Internal anxiety can be felt generally – without a specific location of this ailment – and the patient may experience this problem in a specific place of the body. The most common complaints are a feeling of internal anxiety in the chest or a feeling of internal anxiety in the abdomen. This problem can be both transient and quickly passing, and patients can experience chronic internal anxiety.
12.A growing sense of loss of meaning in life may vary from a wish to die naturally to thoughts of committing suicide. Suicidal thoughts often appear against the will of the individual, who attempts to manage and ignore them, but with time, it becomes increasingly challenging.
Often then, the patient cries for help, among others, informing the people around them about it. In extreme circumstances, the individual starts to think about how they will commit suicide.
It can be carefully planned, but it can also be unplanned and sudden. Thoughts of resignation, death, and suicide are also fundamental signs for psychiatric consultation.

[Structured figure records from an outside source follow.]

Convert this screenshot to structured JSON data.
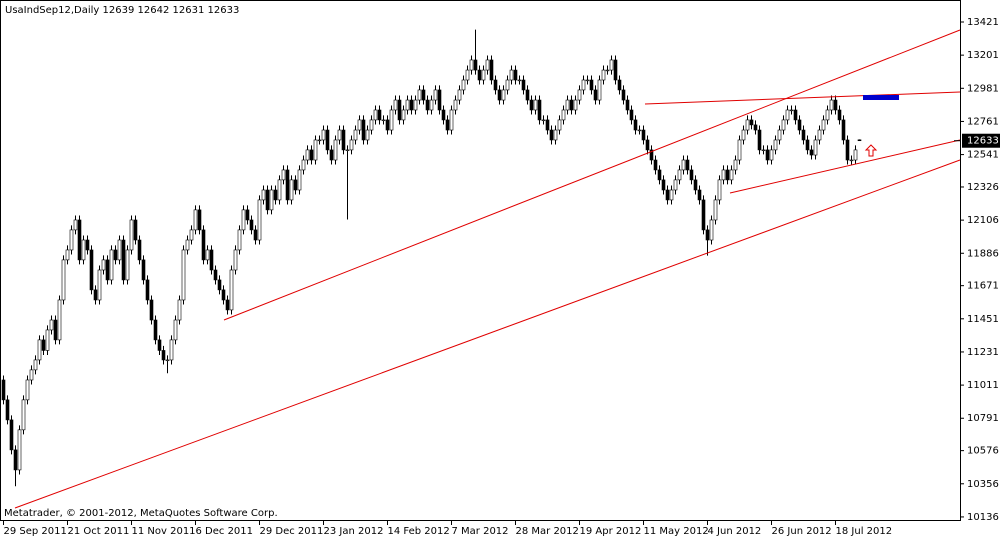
{
  "chart_data": {
    "type": "candlestick",
    "title": "UsaIndSep12,Daily  12639 12642 12631 12633",
    "footer": "Metatrader, © 2001-2012, MetaQuotes Software Corp.",
    "categories": [
      "29 Sep 2011",
      null,
      null,
      null,
      null,
      null,
      null,
      null,
      null,
      null,
      null,
      null,
      null,
      null,
      null,
      null,
      "21 Oct 2011",
      null,
      null,
      null,
      null,
      null,
      null,
      null,
      null,
      null,
      null,
      null,
      null,
      null,
      null,
      null,
      "11 Nov 2011",
      null,
      null,
      null,
      null,
      null,
      null,
      null,
      null,
      null,
      null,
      null,
      null,
      null,
      null,
      null,
      "6 Dec 2011",
      null,
      null,
      null,
      null,
      null,
      null,
      null,
      null,
      null,
      null,
      null,
      null,
      null,
      null,
      null,
      "29 Dec 2011",
      null,
      null,
      null,
      null,
      null,
      null,
      null,
      null,
      null,
      null,
      null,
      null,
      null,
      null,
      null,
      "23 Jan 2012",
      null,
      null,
      null,
      null,
      null,
      null,
      null,
      null,
      null,
      null,
      null,
      null,
      null,
      null,
      null,
      "14 Feb 2012",
      null,
      null,
      null,
      null,
      null,
      null,
      null,
      null,
      null,
      null,
      null,
      null,
      null,
      null,
      null,
      "7 Mar 2012",
      null,
      null,
      null,
      null,
      null,
      null,
      null,
      null,
      null,
      null,
      null,
      null,
      null,
      null,
      null,
      "28 Mar 2012",
      null,
      null,
      null,
      null,
      null,
      null,
      null,
      null,
      null,
      null,
      null,
      null,
      null,
      null,
      null,
      "19 Apr 2012",
      null,
      null,
      null,
      null,
      null,
      null,
      null,
      null,
      null,
      null,
      null,
      null,
      null,
      null,
      null,
      "11 May 2012",
      null,
      null,
      null,
      null,
      null,
      null,
      null,
      null,
      null,
      null,
      null,
      null,
      null,
      null,
      null,
      "4 Jun 2012",
      null,
      null,
      null,
      null,
      null,
      null,
      null,
      null,
      null,
      null,
      null,
      null,
      null,
      null,
      null,
      "26 Jun 2012",
      null,
      null,
      null,
      null,
      null,
      null,
      null,
      null,
      null,
      null,
      null,
      null,
      null,
      null,
      null,
      "18 Jul 2012",
      null,
      null,
      null,
      null,
      null,
      null
    ],
    "open": [
      11045,
      10913,
      10780,
      10581,
      10448,
      10714,
      10913,
      11045,
      11112,
      11178,
      11311,
      11241,
      11377,
      11443,
      11311,
      11576,
      11842,
      11908,
      12041,
      12107,
      11842,
      11974,
      11908,
      11643,
      11576,
      11775,
      11842,
      11709,
      11908,
      11842,
      11974,
      11709,
      11908,
      12107,
      11974,
      11842,
      11709,
      11576,
      11443,
      11311,
      11241,
      11178,
      11178,
      11311,
      11443,
      11576,
      11908,
      11974,
      12041,
      12174,
      12041,
      11842,
      11908,
      11775,
      11709,
      11643,
      11576,
      11510,
      11775,
      11908,
      12041,
      12174,
      12107,
      12041,
      11974,
      12240,
      12306,
      12174,
      12306,
      12240,
      12373,
      12439,
      12240,
      12373,
      12306,
      12439,
      12505,
      12572,
      12505,
      12638,
      12638,
      12704,
      12572,
      12505,
      12638,
      12704,
      12572,
      12572,
      12638,
      12704,
      12771,
      12638,
      12704,
      12771,
      12837,
      12771,
      12771,
      12704,
      12837,
      12903,
      12771,
      12837,
      12903,
      12837,
      12903,
      12970,
      12903,
      12837,
      12903,
      12970,
      12837,
      12771,
      12704,
      12837,
      12903,
      12970,
      13036,
      13102,
      13169,
      13102,
      13036,
      13102,
      13169,
      13036,
      12970,
      12903,
      12970,
      13036,
      13102,
      13036,
      13036,
      12970,
      12903,
      12837,
      12903,
      12771,
      12771,
      12704,
      12638,
      12704,
      12771,
      12837,
      12903,
      12837,
      12903,
      12970,
      13036,
      13036,
      12970,
      12903,
      13036,
      13102,
      13102,
      13169,
      13036,
      12970,
      12903,
      12837,
      12771,
      12704,
      12704,
      12638,
      12572,
      12505,
      12439,
      12373,
      12306,
      12240,
      12306,
      12373,
      12439,
      12505,
      12439,
      12373,
      12306,
      12240,
      12041,
      11974,
      12107,
      12240,
      12373,
      12439,
      12373,
      12439,
      12505,
      12638,
      12704,
      12771,
      12738,
      12704,
      12572,
      12572,
      12505,
      12572,
      12638,
      12704,
      12771,
      12837,
      12837,
      12771,
      12704,
      12638,
      12572,
      12538,
      12638,
      12704,
      12771,
      12837,
      12903,
      12837,
      12771,
      12638,
      12505,
      12505,
      12639
    ],
    "high": [
      11075,
      10943,
      10810,
      10611,
      10744,
      10943,
      11075,
      11142,
      11208,
      11341,
      11341,
      11407,
      11473,
      11473,
      11606,
      11872,
      11938,
      12071,
      12137,
      12137,
      12004,
      12004,
      11938,
      11673,
      11805,
      11872,
      11872,
      11938,
      11938,
      12004,
      12004,
      11938,
      12137,
      12137,
      12004,
      11872,
      11739,
      11606,
      11473,
      11341,
      11271,
      11208,
      11341,
      11473,
      11606,
      11938,
      12004,
      12071,
      12204,
      12204,
      12071,
      11938,
      11938,
      11805,
      11739,
      11673,
      11606,
      11805,
      11938,
      12071,
      12204,
      12204,
      12137,
      12071,
      12270,
      12336,
      12336,
      12336,
      12336,
      12403,
      12469,
      12469,
      12403,
      12403,
      12469,
      12535,
      12602,
      12602,
      12668,
      12668,
      12734,
      12734,
      12602,
      12668,
      12734,
      12734,
      12602,
      12668,
      12734,
      12801,
      12801,
      12734,
      12801,
      12867,
      12867,
      12801,
      12801,
      12867,
      12933,
      12933,
      12867,
      12933,
      12933,
      12933,
      13000,
      13000,
      12933,
      12933,
      13000,
      13000,
      12867,
      12801,
      12867,
      12933,
      13000,
      13066,
      13132,
      13199,
      13370,
      13132,
      13132,
      13199,
      13199,
      13066,
      13000,
      13000,
      13066,
      13132,
      13132,
      13066,
      13066,
      13000,
      12933,
      12933,
      12933,
      12801,
      12801,
      12734,
      12734,
      12801,
      12867,
      12933,
      12933,
      12933,
      13000,
      13066,
      13066,
      13066,
      13000,
      13066,
      13132,
      13132,
      13199,
      13199,
      13066,
      13000,
      12933,
      12867,
      12801,
      12734,
      12734,
      12668,
      12602,
      12535,
      12469,
      12403,
      12336,
      12336,
      12403,
      12469,
      12535,
      12535,
      12469,
      12403,
      12336,
      12270,
      12071,
      12137,
      12270,
      12403,
      12469,
      12469,
      12469,
      12535,
      12668,
      12734,
      12801,
      12801,
      12768,
      12734,
      12602,
      12602,
      12602,
      12668,
      12734,
      12801,
      12867,
      12867,
      12867,
      12801,
      12734,
      12668,
      12602,
      12668,
      12734,
      12801,
      12867,
      12933,
      12933,
      12867,
      12801,
      12668,
      12535,
      12602,
      12642
    ],
    "low": [
      10883,
      10750,
      10551,
      10340,
      10418,
      10684,
      10883,
      11015,
      11082,
      11148,
      11211,
      11211,
      11347,
      11281,
      11281,
      11546,
      11812,
      11878,
      12011,
      11812,
      11812,
      11878,
      11613,
      11546,
      11546,
      11745,
      11679,
      11679,
      11812,
      11812,
      11679,
      11679,
      11878,
      11944,
      11812,
      11679,
      11546,
      11413,
      11281,
      11211,
      11148,
      11090,
      11148,
      11281,
      11413,
      11546,
      11878,
      11944,
      12011,
      12011,
      11812,
      11812,
      11745,
      11679,
      11613,
      11546,
      11480,
      11480,
      11745,
      11878,
      12011,
      12077,
      12011,
      11944,
      11944,
      12210,
      12144,
      12144,
      12210,
      12210,
      12343,
      12210,
      12210,
      12276,
      12276,
      12409,
      12475,
      12475,
      12475,
      12608,
      12608,
      12542,
      12475,
      12475,
      12608,
      12542,
      12110,
      12542,
      12608,
      12674,
      12608,
      12608,
      12674,
      12741,
      12741,
      12741,
      12674,
      12674,
      12807,
      12741,
      12741,
      12807,
      12807,
      12807,
      12873,
      12873,
      12807,
      12807,
      12873,
      12807,
      12741,
      12674,
      12674,
      12807,
      12873,
      12940,
      13006,
      13072,
      13072,
      13006,
      13006,
      13072,
      13006,
      12940,
      12873,
      12873,
      12940,
      13006,
      13006,
      13006,
      12940,
      12873,
      12807,
      12807,
      12741,
      12741,
      12674,
      12608,
      12608,
      12674,
      12741,
      12807,
      12807,
      12807,
      12873,
      12940,
      13006,
      12940,
      12873,
      12873,
      13006,
      13072,
      13072,
      13006,
      12940,
      12873,
      12807,
      12741,
      12674,
      12674,
      12608,
      12542,
      12475,
      12409,
      12343,
      12276,
      12210,
      12210,
      12276,
      12343,
      12409,
      12409,
      12343,
      12276,
      12210,
      12011,
      11870,
      11944,
      12077,
      12210,
      12343,
      12343,
      12343,
      12409,
      12475,
      12608,
      12674,
      12708,
      12674,
      12542,
      12542,
      12475,
      12475,
      12542,
      12608,
      12674,
      12741,
      12807,
      12741,
      12674,
      12608,
      12542,
      12508,
      12508,
      12608,
      12674,
      12741,
      12807,
      12807,
      12741,
      12608,
      12475,
      12475,
      12475,
      12631
    ],
    "close": [
      10913,
      10780,
      10581,
      10448,
      10714,
      10913,
      11045,
      11112,
      11178,
      11311,
      11241,
      11377,
      11443,
      11311,
      11576,
      11842,
      11908,
      12041,
      12107,
      11842,
      11974,
      11908,
      11643,
      11576,
      11775,
      11842,
      11709,
      11908,
      11842,
      11974,
      11709,
      11908,
      12107,
      11974,
      11842,
      11709,
      11576,
      11443,
      11311,
      11241,
      11178,
      11178,
      11311,
      11443,
      11576,
      11908,
      11974,
      12041,
      12174,
      12041,
      11842,
      11908,
      11775,
      11709,
      11643,
      11576,
      11510,
      11775,
      11908,
      12041,
      12174,
      12107,
      12041,
      11974,
      12240,
      12306,
      12174,
      12306,
      12240,
      12373,
      12439,
      12240,
      12373,
      12306,
      12439,
      12505,
      12572,
      12505,
      12638,
      12638,
      12704,
      12572,
      12505,
      12638,
      12704,
      12572,
      12572,
      12638,
      12704,
      12771,
      12638,
      12704,
      12771,
      12837,
      12771,
      12771,
      12704,
      12837,
      12903,
      12771,
      12837,
      12903,
      12837,
      12903,
      12970,
      12903,
      12837,
      12903,
      12970,
      12837,
      12771,
      12704,
      12837,
      12903,
      12970,
      13036,
      13102,
      13169,
      13102,
      13036,
      13102,
      13169,
      13036,
      12970,
      12903,
      12970,
      13036,
      13102,
      13036,
      13036,
      12970,
      12903,
      12837,
      12903,
      12771,
      12771,
      12704,
      12638,
      12704,
      12771,
      12837,
      12903,
      12837,
      12903,
      12970,
      13036,
      13036,
      12970,
      12903,
      13036,
      13102,
      13102,
      13169,
      13036,
      12970,
      12903,
      12837,
      12771,
      12704,
      12704,
      12638,
      12572,
      12505,
      12439,
      12373,
      12306,
      12240,
      12306,
      12373,
      12439,
      12505,
      12439,
      12373,
      12306,
      12240,
      12041,
      11974,
      12107,
      12240,
      12373,
      12439,
      12373,
      12439,
      12505,
      12638,
      12704,
      12771,
      12738,
      12704,
      12572,
      12572,
      12505,
      12572,
      12638,
      12704,
      12771,
      12837,
      12837,
      12771,
      12704,
      12638,
      12572,
      12538,
      12638,
      12704,
      12771,
      12837,
      12903,
      12837,
      12771,
      12638,
      12505,
      12505,
      12572,
      12633
    ],
    "up_color": "#ffffff",
    "down_color": "#000000",
    "wick_color": "#000000",
    "ylim": [
      10109,
      13567
    ],
    "yticks": [
      13421,
      13201,
      12981,
      12761,
      12541,
      12326,
      12106,
      11886,
      11671,
      11451,
      11231,
      11011,
      10791,
      10576,
      10356,
      10136
    ],
    "last_price": 12633
  }
}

13.A decreased or lost appetite is quite common among patients with bipolar disorder. Many report that they force themselves to eat because they know they need to or because the food lacks taste. It can sometimes lead to effective weight loss.
Conversely, depression can also manifest as an increased appetite and unusual overeating, particularly of sweet foods. This behavior, alongside a lack of physical activity and taking medicine, can result in weight gain.
It is worth remembering that how we eat every day affects our well-being. For this reason, it is worth looking at our diet and making any changes if we notice a drop in mood. What is more, it is always worth consulting a specialist.
14.A decreased sexual drive (libido) in women and men often occurs in depression in bipolar disorder. Decreased or lost interest in the sexual sphere can intensify the depressive feeling of reduced self-esteem and attractiveness. And this, in turn, can affect an even grander weakening of libido.
Moreover, those individuals often exhibit elements of body dysmorphia (disorders in the perception of one’s appearance). This is, of course, reflected in low self-esteem and reduced desire for sex.
Sexual life is not enjoyable and does not provide satisfaction. It can also intensify the experience of depression. Sexual disorders accompanying depression most often disappear with the improvement of mood when treated with appropriate medications.
15.A so-called circadian fluctuation of well-being is characteristic of typical forms of depression. Individuals usually feel worse in the morning and afternoon and find it challenging to begin the day. In the evening, they feel slightly better and more active.
In the progressive therapy of depression, the evening hours of better well-being “extend” towards the afternoon hours first and then the morning hours.
However, there are also individuals with depression who feel better in the morning than in the evening hours or do not have a feeling of circadian fluctuations in their mood.